Vous pensiez qu’entre les cinq heures passées devant un écran, les neuf heures à dormir et les huit heures à bosser, il vous restait chaque jour un peu de temps de cerveau disponible ? De quoi vous focaliser, quelques instants, sur un sandwich jambon-beurre Tricatel englouti vite fait entre deux mails.
Eh bien non : Greenpub, une petite régie publicitaire, a pour spécialité de « communiquer aux instants “wait marketing” des pauses repas via des serviettes écologiques équipées de QR code ».
« Solutions “out of home” éco-connectées »
Attendez, il y a plus clair :
« La régie des “wait média”, Greenpub, vous propose de communiquer de façon innovante via des solutions “out of home” éco-connectées. »
En français de tous les jours, ça signifie simplement : profiter de la pause déjeuner du travailleur pressé pour lui fourguer de la publicité pendant qu’il mastique.
Il ne s’agit pas de la réclame sur la table du troquet où il s’est installé (déjà fait), pas non plus sur le panneau qui fait face à la supérette alimentaire où il a acheté son sandwich (déjà fait), pas sur l’emballage du sandwich (déjà fait). Mais sur la seule surface qui restait encore vierge : sa serviette en papier recyclé.
C’est déprimant comme une description de Houellebecq, mais c’est aussi confondant d’enthousiasme sur la nature humaine en général, et sur la belle curiosité des individus en particulier.

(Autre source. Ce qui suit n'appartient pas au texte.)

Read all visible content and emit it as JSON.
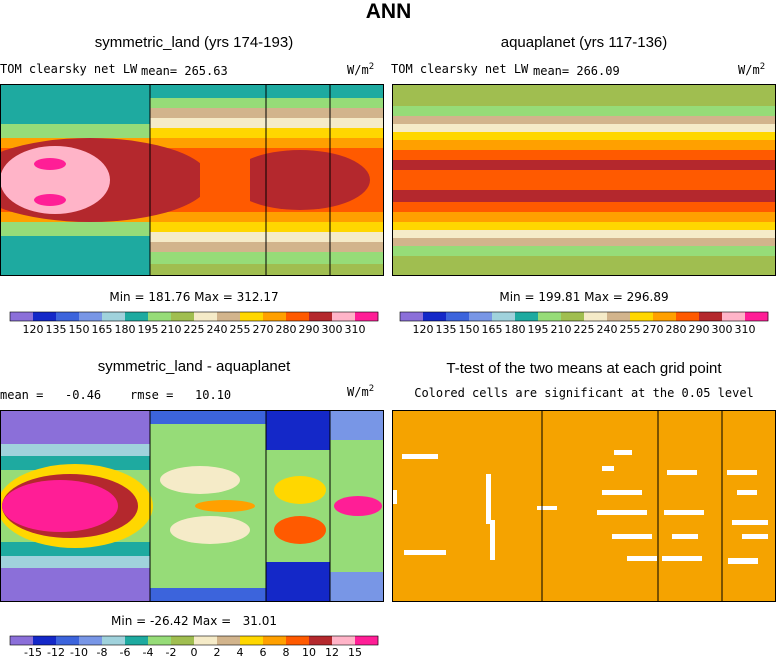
{
  "figure": {
    "title": "ANN"
  },
  "panels": {
    "symmetric_land": {
      "title": "symmetric_land (yrs 174-193)",
      "variable": "TOM clearsky net LW",
      "mean_text": "mean= 265.63",
      "units_base": "W/m",
      "units_exp": "2",
      "min_max": "Min = 181.76 Max = 312.17"
    },
    "aquaplanet": {
      "title": "aquaplanet (yrs 117-136)",
      "variable": "TOM clearsky net LW",
      "mean_text": "mean= 266.09",
      "units_base": "W/m",
      "units_exp": "2",
      "min_max": "Min = 199.81 Max = 296.89"
    },
    "difference": {
      "title": "symmetric_land - aquaplanet",
      "mean_text": "mean =   -0.46",
      "rmse_text": "rmse =   10.10",
      "units_base": "W/m",
      "units_exp": "2",
      "min_max": "Min = -26.42 Max =   31.01"
    },
    "ttest": {
      "title": "T-test of the two means at each grid point",
      "subtitle": "Colored cells are significant at the 0.05 level",
      "fill_color": "#f5a300"
    }
  },
  "colorbars": {
    "field": {
      "labels": [
        "120",
        "135",
        "150",
        "165",
        "180",
        "195",
        "210",
        "225",
        "240",
        "255",
        "270",
        "280",
        "290",
        "300",
        "310"
      ],
      "colors": [
        "#8b6fd9",
        "#1428c8",
        "#3c64dc",
        "#7896e6",
        "#a0d2dc",
        "#1eaaa0",
        "#96dc78",
        "#a0be50",
        "#f5ebc8",
        "#d2b48c",
        "#ffd700",
        "#ffa000",
        "#ff5a00",
        "#b4282d",
        "#ffb4c8",
        "#ff1e96"
      ]
    },
    "diff": {
      "labels": [
        "-15",
        "-12",
        "-10",
        "-8",
        "-6",
        "-4",
        "-2",
        "0",
        "2",
        "4",
        "6",
        "8",
        "10",
        "12",
        "15"
      ],
      "colors": [
        "#8b6fd9",
        "#1428c8",
        "#3c64dc",
        "#7896e6",
        "#a0d2dc",
        "#1eaaa0",
        "#96dc78",
        "#a0be50",
        "#f5ebc8",
        "#d2b48c",
        "#ffd700",
        "#ffa000",
        "#ff5a00",
        "#b4282d",
        "#ffb4c8",
        "#ff1e96"
      ]
    }
  }
}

Seule solution : manger les yeux fermés
Il faut imaginer que, son smartphone dans la main droite, son jambon-beurre dans la main gauche, le pékin lambda soit suffisamment attiré par le petit code imprimé sur sa serviette, donc, pour aller, hop ! d’un flash d’un seul, atterrir sur une campagne publicitaire pour une compagnie aérienne low-cost.
Une fois sa soif de connaissance étanchée, notre mastiqueur n’aurait plus qu’à s’essuyer la bouche dans sa serviette. Se tamponner les commissures à coup de QR code (code-barres en 2D qui stockent des informations numériques et pouvant être décodés avec un smartphone).
Seule option pour ceux que cette perspective n’enchante pas : manger les yeux fermés. De toute façon, ça leur évitera de poser le regard sur cette étique tranche de jambon bourrée de phosphates rapidement jetée dans un bout de pain mou qui ignore jusqu’à l’existence du mot « levain ».